At a glance.
- An update on the Pandora Papers.
- Report: a billion-and-a-half Facebook users' PII is for sale in a dark web souk.
- Two US municipalities deal with ransomware.
Crooks, popstars, and trusts: more on the Pandora Papers.
As we noted yesterday, the world is reeling from the Pandora Papers, a cache of files exposing the shady financial dealings of over three hundred world leaders and public officials. Newsweek notes that several celebrities are among the alleged perpetrators named in the Papers. Supermodel Claudia Schiffer and pop singer Shakira have been accused of tax evasion, though representatives of both stars deny any wrongdoing. The Washington Post also examines the numerous criminals connected to the Papers, like US entertainment executive Marc Collins-Rector, who set up a trust in Belize through a financial services firm that has helped at least a dozen Americans hide their assets while being investigated for crimes.
While the US has long denounced the lax rules of offshore tax havens, the Papers reveal that America has played its own part in sheltering the assets of the global rich. The documents indicate that two hundred six US-based trusts connected to forty-one countries are linked to opaque financial behavior, and, perhaps surprisingly, a lot of them are operating out of South Dakota, which is roughly speaking the second-most surprising place we'd have thought to look for them. (North Dakota would have been the first.) The Washington Post takes a closer look at the US trust industry and how, by evading regulation, it has supplied the wealthy with a refuge for their riches.
Report: hacker markets massive cache of Facebook data.
Newsweek reports that a hacker is hawking the data of about 1.5 billion Facebook users on an underground forum. The trove allegedly includes names, email addresses, locations, genders, phone numbers, and user IDs, and according to one forum user, it’s being offered for sale either in its entirety or in chunks for the bargain price of $5,000 for 1 million users. The data appear to be the product of a new leak, and not the stale leftovers of a previous dump. Some buyers on the forum say they never received their data after paying, implying the whole affair could be a scam. But according to Privacy Affairs, a statement from the seller today maintains that the data is indeed very real. Needless to say, that's what the seller would say: "I've got the goods, honest." The story is still developing, and it remains to be seen how it will eventually fall out.

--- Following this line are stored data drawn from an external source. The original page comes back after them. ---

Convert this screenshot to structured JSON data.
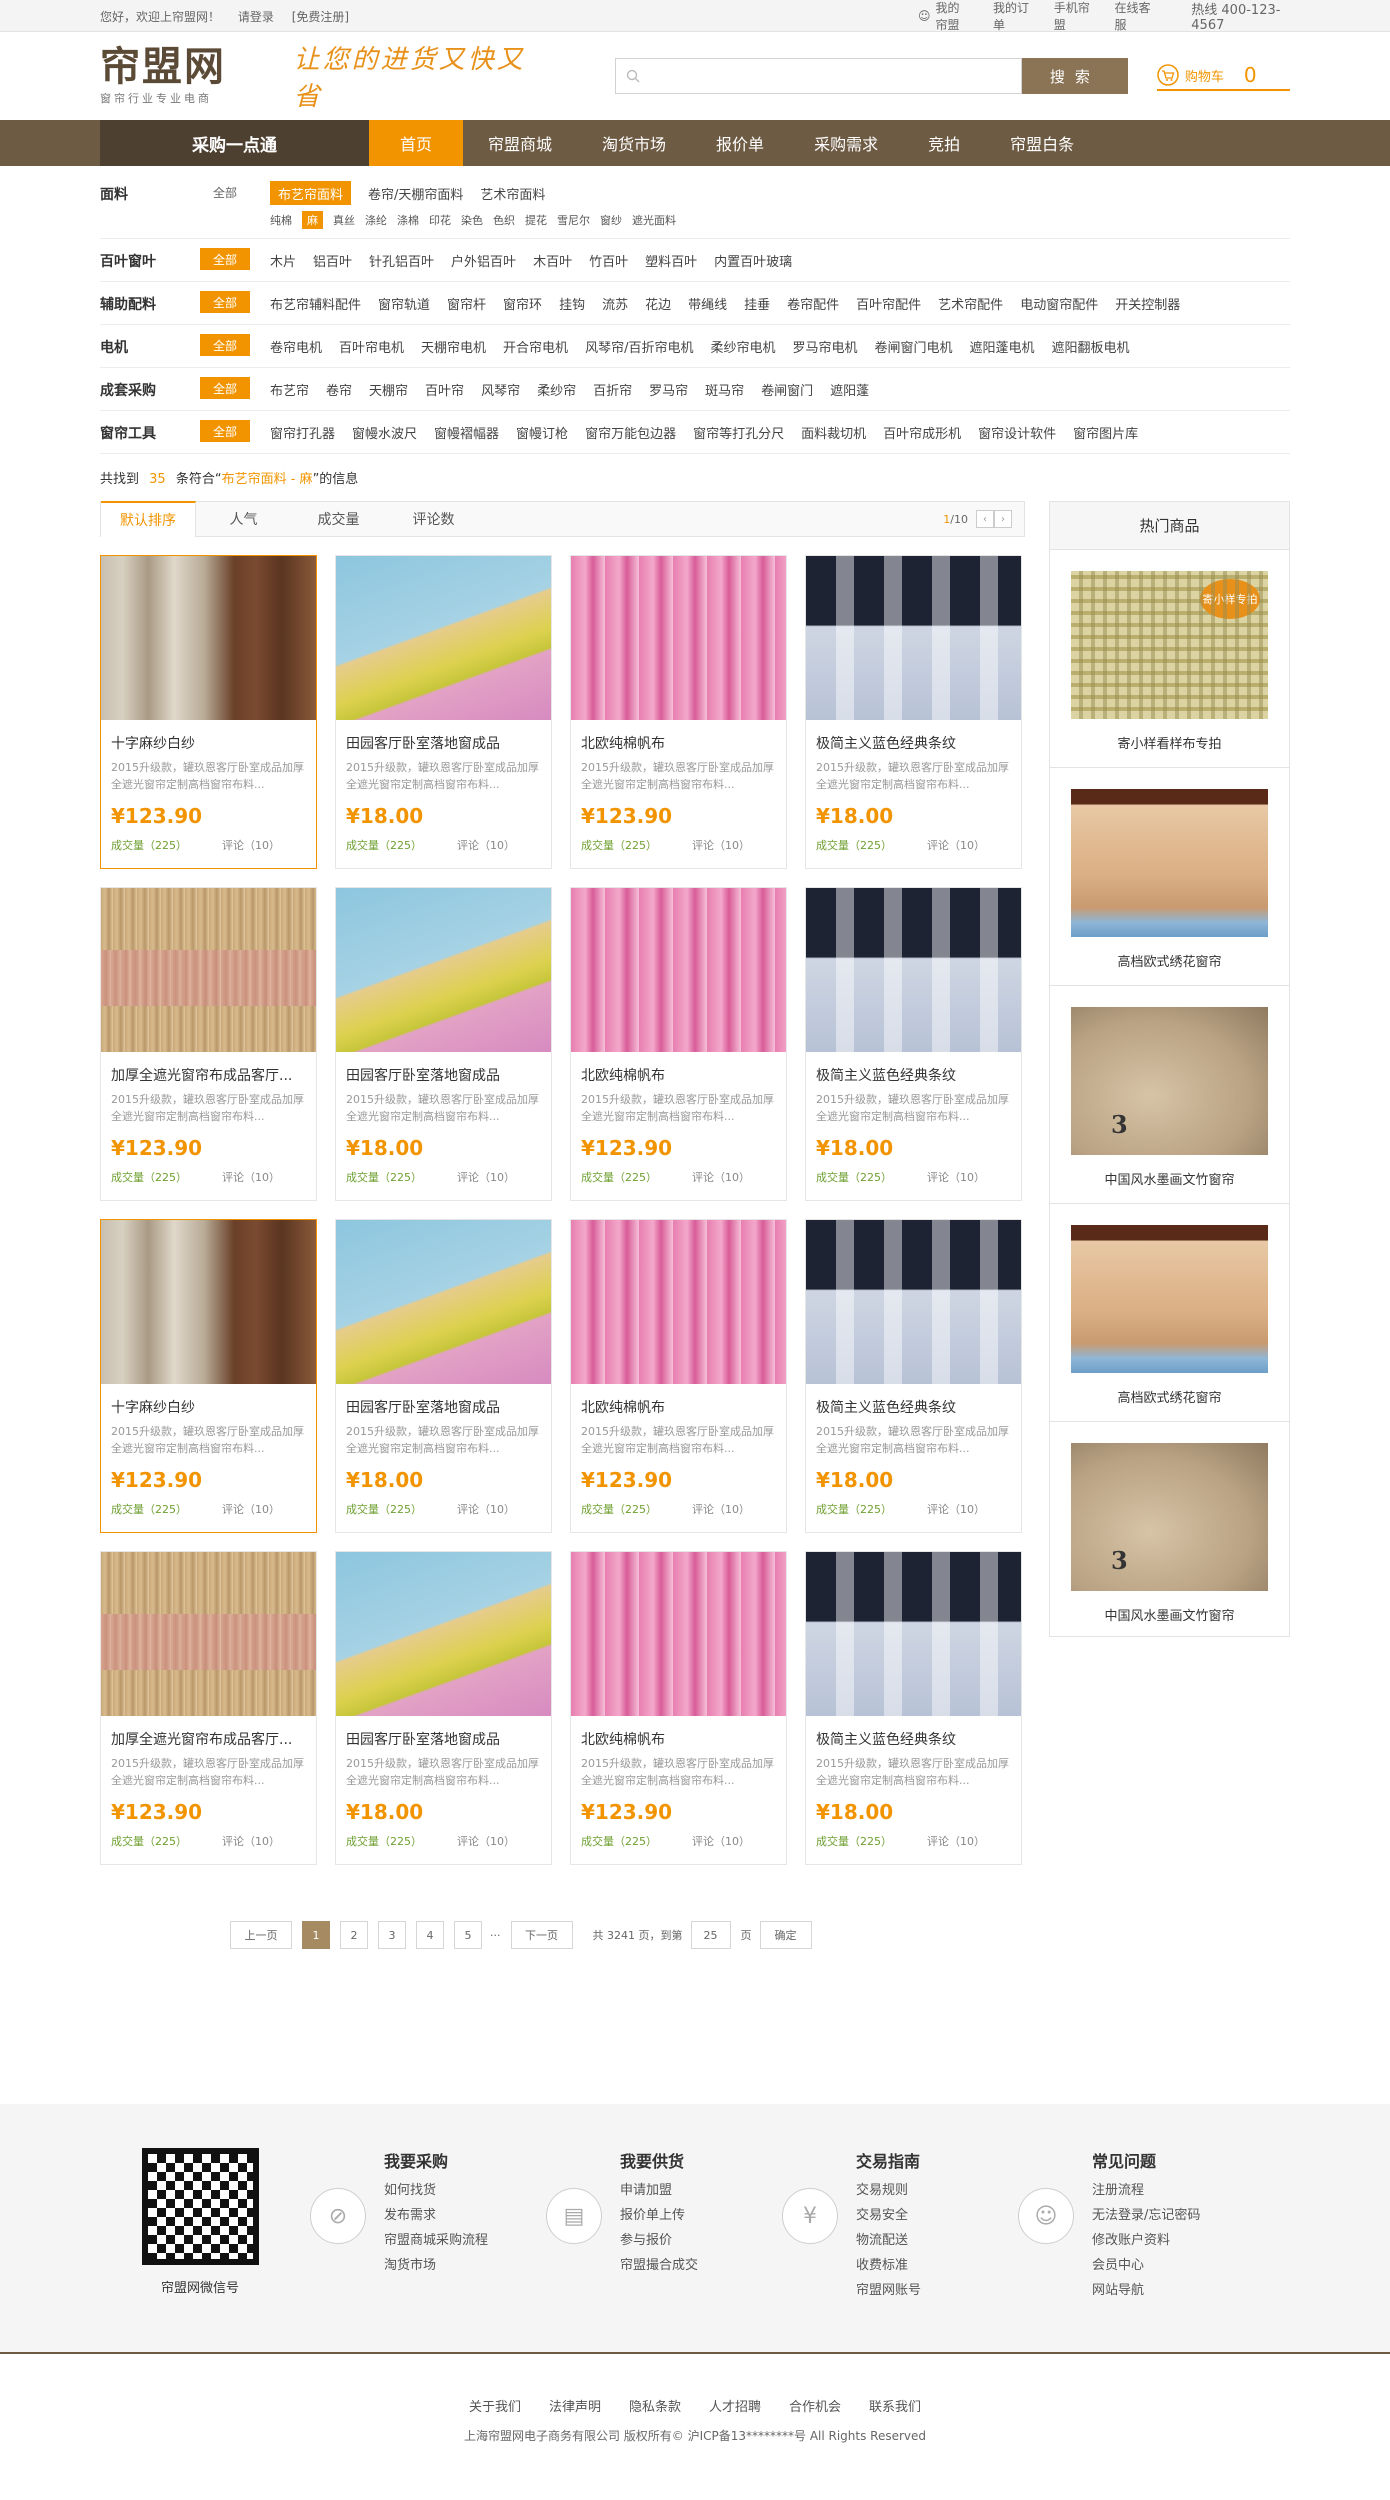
{
  "topbar": {
    "welcome": "您好，欢迎上帘盟网！",
    "login": "请登录",
    "register": "[免费注册]",
    "links": [
      "我的帘盟",
      "我的订单",
      "手机帘盟",
      "在线客服"
    ],
    "hotline": "热线 400-123-4567"
  },
  "header": {
    "logo_title": "帘盟网",
    "logo_sub": "窗帘行业专业电商",
    "slogan": "让您的进货又快又省",
    "search_button": "搜索",
    "cart_label": "购物车",
    "cart_count": "0"
  },
  "nav": {
    "category": "采购一点通",
    "items": [
      "首页",
      "帘盟商城",
      "淘货市场",
      "报价单",
      "采购需求",
      "竞拍",
      "帘盟白条"
    ],
    "active_index": 0
  },
  "filters": [
    {
      "label": "面料",
      "all": "全部",
      "all_on": false,
      "options": [
        "布艺帘面料",
        "卷帘/天棚帘面料",
        "艺术帘面料"
      ],
      "selected": 0,
      "sub": [
        "纯棉",
        "麻",
        "真丝",
        "涤纶",
        "涤棉",
        "印花",
        "染色",
        "色织",
        "提花",
        "雪尼尔",
        "窗纱",
        "遮光面料"
      ],
      "sub_selected": 1
    },
    {
      "label": "百叶窗叶",
      "all": "全部",
      "all_on": true,
      "options": [
        "木片",
        "铝百叶",
        "针孔铝百叶",
        "户外铝百叶",
        "木百叶",
        "竹百叶",
        "塑料百叶",
        "内置百叶玻璃"
      ]
    },
    {
      "label": "辅助配料",
      "all": "全部",
      "all_on": true,
      "options": [
        "布艺帘辅料配件",
        "窗帘轨道",
        "窗帘杆",
        "窗帘环",
        "挂钩",
        "流苏",
        "花边",
        "带绳线",
        "挂垂",
        "卷帘配件",
        "百叶帘配件",
        "艺术帘配件",
        "电动窗帘配件",
        "开关控制器"
      ]
    },
    {
      "label": "电机",
      "all": "全部",
      "all_on": true,
      "options": [
        "卷帘电机",
        "百叶帘电机",
        "天棚帘电机",
        "开合帘电机",
        "风琴帘/百折帘电机",
        "柔纱帘电机",
        "罗马帘电机",
        "卷闸窗门电机",
        "遮阳蓬电机",
        "遮阳翻板电机"
      ]
    },
    {
      "label": "成套采购",
      "all": "全部",
      "all_on": true,
      "options": [
        "布艺帘",
        "卷帘",
        "天棚帘",
        "百叶帘",
        "风琴帘",
        "柔纱帘",
        "百折帘",
        "罗马帘",
        "斑马帘",
        "卷闸窗门",
        "遮阳蓬"
      ]
    },
    {
      "label": "窗帘工具",
      "all": "全部",
      "all_on": true,
      "options": [
        "窗帘打孔器",
        "窗幔水波尺",
        "窗幔褶幅器",
        "窗幔订枪",
        "窗帘万能包边器",
        "窗帘等打孔分尺",
        "面料裁切机",
        "百叶帘成形机",
        "窗帘设计软件",
        "窗帘图片库"
      ]
    }
  ],
  "result": {
    "prefix": "共找到",
    "count": "35",
    "mid": "条符合“",
    "keyword": "布艺帘面料 - 麻",
    "suffix": "”的信息"
  },
  "sort": {
    "tabs": [
      "默认排序",
      "人气",
      "成交量",
      "评论数"
    ],
    "active_index": 0,
    "page_current": "1",
    "page_total": "/10",
    "prev_arrow": "‹",
    "next_arrow": "›"
  },
  "products": [
    {
      "name": "十字麻纱白纱",
      "desc": "2015升级款，罐玖恩客厅卧室成品加厚全遮光窗帘定制高档窗帘布料...",
      "price": "¥123.90",
      "deal": "成交量（225）",
      "reviews": "评论（10）",
      "img": "linen",
      "highlight": true
    },
    {
      "name": "田园客厅卧室落地窗成品",
      "desc": "2015升级款，罐玖恩客厅卧室成品加厚全遮光窗帘定制高档窗帘布料...",
      "price": "¥18.00",
      "deal": "成交量（225）",
      "reviews": "评论（10）",
      "img": "blue",
      "highlight": false
    },
    {
      "name": "北欧纯棉帆布",
      "desc": "2015升级款，罐玖恩客厅卧室成品加厚全遮光窗帘定制高档窗帘布料...",
      "price": "¥123.90",
      "deal": "成交量（225）",
      "reviews": "评论（10）",
      "img": "pink",
      "highlight": false
    },
    {
      "name": "极简主义蓝色经典条纹",
      "desc": "2015升级款，罐玖恩客厅卧室成品加厚全遮光窗帘定制高档窗帘布料...",
      "price": "¥18.00",
      "deal": "成交量（225）",
      "reviews": "评论（10）",
      "img": "navy",
      "highlight": false
    },
    {
      "name": "加厚全遮光窗帘布成品客厅...",
      "desc": "2015升级款，罐玖恩客厅卧室成品加厚全遮光窗帘定制高档窗帘布料...",
      "price": "¥123.90",
      "deal": "成交量（225）",
      "reviews": "评论（10）",
      "img": "stripe",
      "highlight": false
    },
    {
      "name": "田园客厅卧室落地窗成品",
      "desc": "2015升级款，罐玖恩客厅卧室成品加厚全遮光窗帘定制高档窗帘布料...",
      "price": "¥18.00",
      "deal": "成交量（225）",
      "reviews": "评论（10）",
      "img": "blue",
      "highlight": false
    },
    {
      "name": "北欧纯棉帆布",
      "desc": "2015升级款，罐玖恩客厅卧室成品加厚全遮光窗帘定制高档窗帘布料...",
      "price": "¥123.90",
      "deal": "成交量（225）",
      "reviews": "评论（10）",
      "img": "pink",
      "highlight": false
    },
    {
      "name": "极简主义蓝色经典条纹",
      "desc": "2015升级款，罐玖恩客厅卧室成品加厚全遮光窗帘定制高档窗帘布料...",
      "price": "¥18.00",
      "deal": "成交量（225）",
      "reviews": "评论（10）",
      "img": "navy",
      "highlight": false
    },
    {
      "name": "十字麻纱白纱",
      "desc": "2015升级款，罐玖恩客厅卧室成品加厚全遮光窗帘定制高档窗帘布料...",
      "price": "¥123.90",
      "deal": "成交量（225）",
      "reviews": "评论（10）",
      "img": "linen",
      "highlight": true
    },
    {
      "name": "田园客厅卧室落地窗成品",
      "desc": "2015升级款，罐玖恩客厅卧室成品加厚全遮光窗帘定制高档窗帘布料...",
      "price": "¥18.00",
      "deal": "成交量（225）",
      "reviews": "评论（10）",
      "img": "blue",
      "highlight": false
    },
    {
      "name": "北欧纯棉帆布",
      "desc": "2015升级款，罐玖恩客厅卧室成品加厚全遮光窗帘定制高档窗帘布料...",
      "price": "¥123.90",
      "deal": "成交量（225）",
      "reviews": "评论（10）",
      "img": "pink",
      "highlight": false
    },
    {
      "name": "极简主义蓝色经典条纹",
      "desc": "2015升级款，罐玖恩客厅卧室成品加厚全遮光窗帘定制高档窗帘布料...",
      "price": "¥18.00",
      "deal": "成交量（225）",
      "reviews": "评论（10）",
      "img": "navy",
      "highlight": false
    },
    {
      "name": "加厚全遮光窗帘布成品客厅...",
      "desc": "2015升级款，罐玖恩客厅卧室成品加厚全遮光窗帘定制高档窗帘布料...",
      "price": "¥123.90",
      "deal": "成交量（225）",
      "reviews": "评论（10）",
      "img": "stripe",
      "highlight": false
    },
    {
      "name": "田园客厅卧室落地窗成品",
      "desc": "2015升级款，罐玖恩客厅卧室成品加厚全遮光窗帘定制高档窗帘布料...",
      "price": "¥18.00",
      "deal": "成交量（225）",
      "reviews": "评论（10）",
      "img": "blue",
      "highlight": false
    },
    {
      "name": "北欧纯棉帆布",
      "desc": "2015升级款，罐玖恩客厅卧室成品加厚全遮光窗帘定制高档窗帘布料...",
      "price": "¥123.90",
      "deal": "成交量（225）",
      "reviews": "评论（10）",
      "img": "pink",
      "highlight": false
    },
    {
      "name": "极简主义蓝色经典条纹",
      "desc": "2015升级款，罐玖恩客厅卧室成品加厚全遮光窗帘定制高档窗帘布料...",
      "price": "¥18.00",
      "deal": "成交量（225）",
      "reviews": "评论（10）",
      "img": "navy",
      "highlight": false
    }
  ],
  "side": {
    "title": "热门商品",
    "items": [
      {
        "name": "寄小样看样布专拍",
        "img": "plaid",
        "tag": "寄小样专拍"
      },
      {
        "name": "高档欧式绣花窗帘",
        "img": "roman"
      },
      {
        "name": "中国风水墨画文竹窗帘",
        "img": "roll",
        "tag": "3"
      },
      {
        "name": "高档欧式绣花窗帘",
        "img": "roman"
      },
      {
        "name": "中国风水墨画文竹窗帘",
        "img": "roll",
        "tag": "3"
      }
    ]
  },
  "pager": {
    "prev": "上一页",
    "pages": [
      "1",
      "2",
      "3",
      "4",
      "5"
    ],
    "current": "1",
    "ellipsis": "···",
    "next": "下一页",
    "total_text": "共 3241 页，到第",
    "goto_value": "25",
    "page_unit": "页",
    "confirm": "确定"
  },
  "footer": {
    "qr_caption": "帘盟网微信号",
    "columns": [
      {
        "title": "我要采购",
        "icon": "compass-icon",
        "links": [
          "如何找货",
          "发布需求",
          "帘盟商城采购流程",
          "淘货市场"
        ]
      },
      {
        "title": "我要供货",
        "icon": "printer-icon",
        "links": [
          "申请加盟",
          "报价单上传",
          "参与报价",
          "帘盟撮合成交"
        ]
      },
      {
        "title": "交易指南",
        "icon": "yen-icon",
        "links": [
          "交易规则",
          "交易安全",
          "物流配送",
          "收费标准",
          "帘盟网账号"
        ]
      },
      {
        "title": "常见问题",
        "icon": "user-icon",
        "links": [
          "注册流程",
          "无法登录/忘记密码",
          "修改账户资料",
          "会员中心",
          "网站导航"
        ]
      }
    ],
    "bottom_links": [
      "关于我们",
      "法律声明",
      "隐私条款",
      "人才招聘",
      "合作机会",
      "联系我们"
    ],
    "copyright": "上海帘盟网电子商务有限公司 版权所有© 沪ICP备13********号 All Rights Reserved"
  },
  "colors": {
    "accent": "#f29400",
    "brand_brown": "#6e5b44",
    "dark_brown": "#4e4030",
    "deal_green": "#6fa032"
  }
}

Coincidentally, yesterday Facebook and subsidiary platforms Instagram and WhatsApp experienced a massive outage that left users unable to access the platforms for several hours, but both insiders and outsiders say the two incidents are unrelated.
A tale of two US cities’ ransomware negotiations.
Pottawatomie County, located in the state of Kansas, suffered a ransomware attack in September, and Security Week reports they are now restoring their systems after paying under 10% of the ransom demanded. “With the extraordinary demands that the COVID-19 pandemic has placed on local governments like ours, we wanted to make sure that the hackers understood that there was no way we could even come close to meeting their demand,” explained County Administrator Chad Kinsley. The JC Post confirms the original ransom request was one million dollars and the actual payment was about $71,000, with a portion covered by insurance. Meanwhile, the Minnesota city of Lewiston experienced a July attack that locked down all of the files on the city’s server, the Fillmore County Journal reports. Though the city agreed to pay the $60,000 ransom, all of which was covered by insurance, the attackers demanded another $120,000 to release the data. Unwilling to meet the new request, officials restored a small fraction of the files from backups. “It was a relief, but it was ultimately three files out of thousands,” city administrator Bobby Falcon said. That extortionist and other crooks are faithless is a dog-bites-man story, but it's worth bearing in mind when reading the criminals' pronouncements and communiques.